Miller has not alleged sufficient facts to state the required elements of a claim
that the SWVRJA had an official policy or custom that people entering or working
in the jail did not need to wear masks properly to protect each other and inmates
against COVID-19 exposure in August 2020. Nor does Miller describe particular
incidents or ranges of dates when he observed certain individuals not properly taking
precautions against the virus, so as to present a pattern of deliberate indifference to
safety significant enough to put SWVRJA officials on notice of health concerns in
SWVRJA facilities. Mere negligence by some individuals at the Duffield facility
alone is not sufficient to state a potential claim against the SWVRJA itself for
inadequate safety procedures against COVID-19. Moreover, Miller does not allege
that he has had symptoms of COVID at any time, that he contracted the virus while
at an SWVRJA facility, or that he was otherwise harmed by the allegedly inadequate
safety measures at the Duffield facility.
Because Miller’s § 1983 claims cannot proceed against the only defendants
he has named, the Duffield facility and the SWVRJA itself, I will summarily dismiss
the action without prejudice under 42 U.S.C. § 1997e(c)(1) for failure to state a
claim. An appropriate order will enter this day.
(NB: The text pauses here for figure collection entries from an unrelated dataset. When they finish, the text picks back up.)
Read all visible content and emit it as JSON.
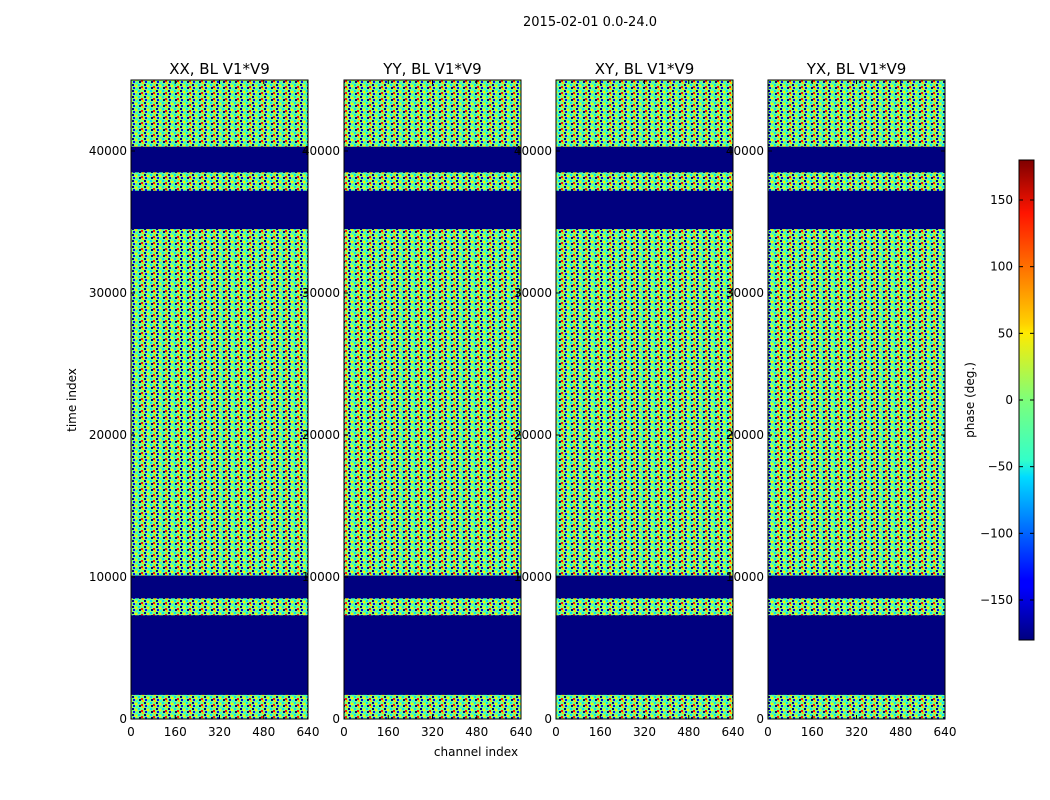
{
  "chart_data": {
    "type": "heatmap",
    "title": "2015-02-01 0.0-24.0",
    "xlabel": "channel index",
    "ylabel": "time index",
    "xlim": [
      0,
      640
    ],
    "ylim": [
      0,
      45000
    ],
    "xticks": [
      0,
      160,
      320,
      480,
      640
    ],
    "yticks": [
      0,
      10000,
      20000,
      30000,
      40000
    ],
    "panels": [
      {
        "title": "XX, BL V1*V9"
      },
      {
        "title": "YY, BL V1*V9"
      },
      {
        "title": "XY, BL V1*V9"
      },
      {
        "title": "YX, BL V1*V9"
      }
    ],
    "colorbar": {
      "label": "phase (deg.)",
      "range": [
        -180,
        180
      ],
      "ticks": [
        -150,
        -100,
        -50,
        0,
        50,
        100,
        150
      ],
      "tick_labels": [
        "−150",
        "−100",
        "−50",
        "0",
        "50",
        "100",
        "150"
      ],
      "colormap": "jet"
    },
    "masked_time_bands": [
      [
        1700,
        7300
      ],
      [
        8500,
        10100
      ],
      [
        34500,
        37200
      ],
      [
        38500,
        40300
      ]
    ]
  },
  "colors": {
    "masked": "#00007f",
    "background": "#ffffff",
    "axes": "#000000"
  }
}
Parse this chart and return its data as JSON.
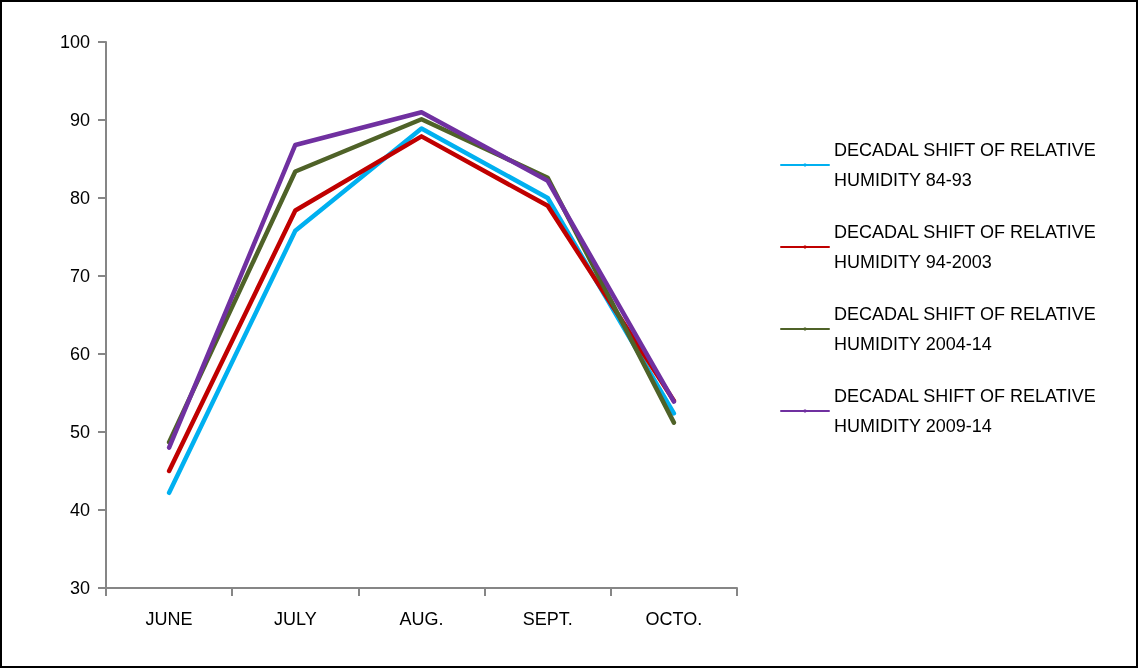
{
  "chart_data": {
    "type": "line",
    "categories": [
      "JUNE",
      "JULY",
      "AUG.",
      "SEPT.",
      "OCTO."
    ],
    "series": [
      {
        "name": "DECADAL SHIFT OF RELATIVE HUMIDITY 84-93",
        "color": "#00b0f0",
        "values": [
          42.2,
          75.8,
          88.9,
          80.0,
          52.4
        ]
      },
      {
        "name": "DECADAL SHIFT OF RELATIVE HUMIDITY 94-2003",
        "color": "#c00000",
        "values": [
          45.0,
          78.4,
          87.9,
          79.0,
          54.0
        ]
      },
      {
        "name": "DECADAL SHIFT OF RELATIVE HUMIDITY 2004-14",
        "color": "#4f6228",
        "values": [
          48.7,
          83.4,
          90.1,
          82.6,
          51.2
        ]
      },
      {
        "name": "DECADAL SHIFT OF RELATIVE HUMIDITY 2009-14",
        "color": "#7030a0",
        "values": [
          48.0,
          86.8,
          91.0,
          82.2,
          53.9
        ]
      }
    ],
    "ylim": [
      30,
      100
    ],
    "yticks": [
      30,
      40,
      50,
      60,
      70,
      80,
      90,
      100
    ],
    "grid": false,
    "legend": "right",
    "marker": "none",
    "line_style": "solid"
  }
}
Such a dismissal leaves Miller free
to refile his claims in a new and separate civil action if he can correct the deficiencies
described in this opinion.1
DATED: April 26, 2021
/s/ JAMES P. JONES
United States District Judge
The possibility of amending and resubmitting the claims in a new and separate
civil action should not be taken as a finding that Miller’s allegations, if particularized,
might state a proper § 1983 claim against the SWVRJA or some persons employed at the
jail. As stated, an official’s merely negligent action or inaction that causes injury is not
sufficient to give rise to a constitutional claim and, accordingly, is not actionable under
§ 1983. Cnty. of Sacramento v. Lewis, 523 U.S. 833, 849 (1998) (“[T]he Constitution does
not guarantee due care on the part of state officials; liability for negligently inflicted harm
is categorically beneath the threshold” of constitutional protections.) (citations omitted).